自分をいちばん分かっていないのは自分自身だ。

それは、
数学基礎論における「ゲーデルの不完全性定理」や論理学における「自己言及性のパラドックス」が示すとおりだろう。

かつて人間は、
自分の顔を見ることができなかった。
鏡(かがみ)
は太古の昔からあったので、そこに自分の顔を映すことはできただろう。
水溜まりをのぞいてみても、自分の顔を映すことはできたはずだ。

しかし、鏡や水溜まりに映った自分の顔は、本当の自分の姿ではない。
左右が反転している
からだ。

自分で自分を鏡に映し、右腕を挙げてみると、
鏡の中の自分は左腕を挙げていることから分かるだろう。
鏡や水溜まりでは、自分の本当の姿を見ることはできないのだ。

左右が反転していない本当の自分の顔を見ることができるようになったのは、「カメラ」や「写真」という技術が産まれて以降のことだ(ちなみにスマホの写真は、以前の「写真」より「鏡」に近い。スマホで写真を撮ると、鏡に映したように左右が反転してしまうことは、誰でも知っているだろう)。

子供のころ、初めて「写真」
を撮ってもらったとき、「これは自分じゃない!」と感じたことは、誰にでもあるだろう。
だが、
周囲の人たちからは、「これがアナタの顔だよ」と言われたはずだ。

これは、「
自分で自分のことを見ることはできない」、「自分のことをいちばん分かっていないのは自分自身だ」ということの証左だ。

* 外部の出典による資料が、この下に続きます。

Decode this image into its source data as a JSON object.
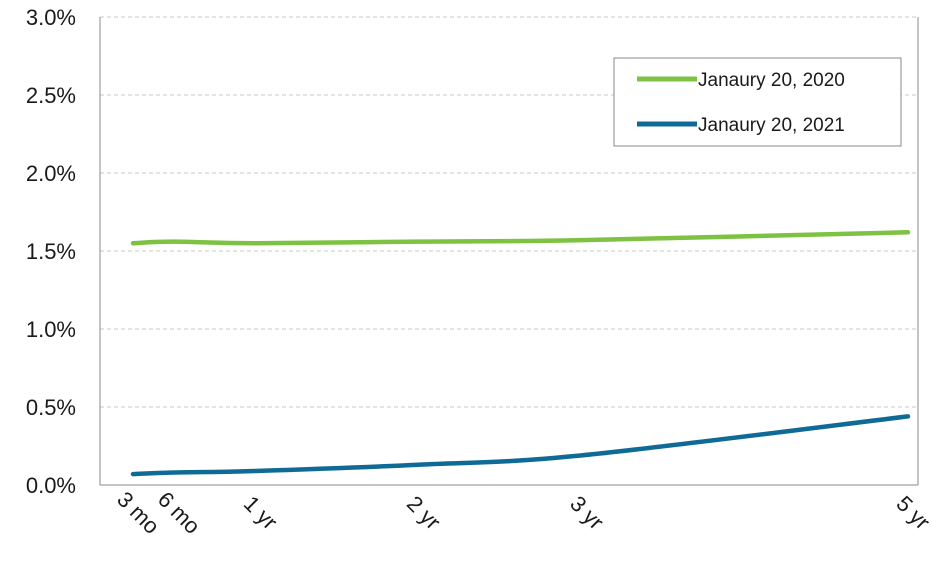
{
  "chart_data": {
    "type": "line",
    "title": "",
    "xlabel": "",
    "ylabel": "",
    "categories": [
      "3 mo",
      "6 mo",
      "1 yr",
      "2 yr",
      "3 yr",
      "5 yr"
    ],
    "x_positions": [
      0.25,
      0.5,
      1,
      2,
      3,
      5
    ],
    "ylim": [
      0,
      3.0
    ],
    "yticks": [
      "0.0%",
      "0.5%",
      "1.0%",
      "1.5%",
      "2.0%",
      "2.5%",
      "3.0%"
    ],
    "grid": true,
    "legend_position": "top-right",
    "series": [
      {
        "name": "Janaury 20, 2020",
        "color": "#7dc242",
        "values": [
          1.55,
          1.56,
          1.55,
          1.56,
          1.57,
          1.62
        ]
      },
      {
        "name": "Janaury 20, 2021",
        "color": "#0f6b96",
        "values": [
          0.07,
          0.08,
          0.09,
          0.13,
          0.19,
          0.44
        ]
      }
    ]
  }
}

人は誰だって自分で自分自身を理解するのは原理的に不可能なのだ。

誰かが「カメラ」
になって、「アナタはこういう人間だよ…」と教えてくれるのを待つしかない。
それは厳しい言葉であるかもしれないが、それを素直に、かつ謙虚に受け止めよう。

そうだ。
かみさんは俺の「
カメラ」になってくれた。
かみさんの厳しい言葉を受け止めて、
俺は自分自身の本当の姿を見ることができたのだ。

かみさんが言っていた。
自分の持っている「力」に溺れるな…

ここでいう「力」には、さまざまな意味がある。
いずれにしても、かみさんは俺の「カメラ」であって、
暴走しかねない俺に歯止めをかけてくれたのだ。

・・・

しかし…
俺はかみさんという「カメラ」を失ってしまった。
かみさんというストッパーを失ってしまった。

その後、
自分でも気づかないうちに、俺は暴走を始めてしまったのかもしれない。

かつて、俺には俺自身のことが見えている…と思っていた。
自分が本当はどういう人間なのか、自分がいちばん分かっていると思っていた。

だが、
俺は何も分かっていなかったのだ。
かみさんという「カメラ」
がない限り、俺は自分のことなんか見えていないのだ。

今の俺は、自分自身を見失ってしまった。
そして俺は暴走し、破綻し、自滅しつつあるらしいのだ。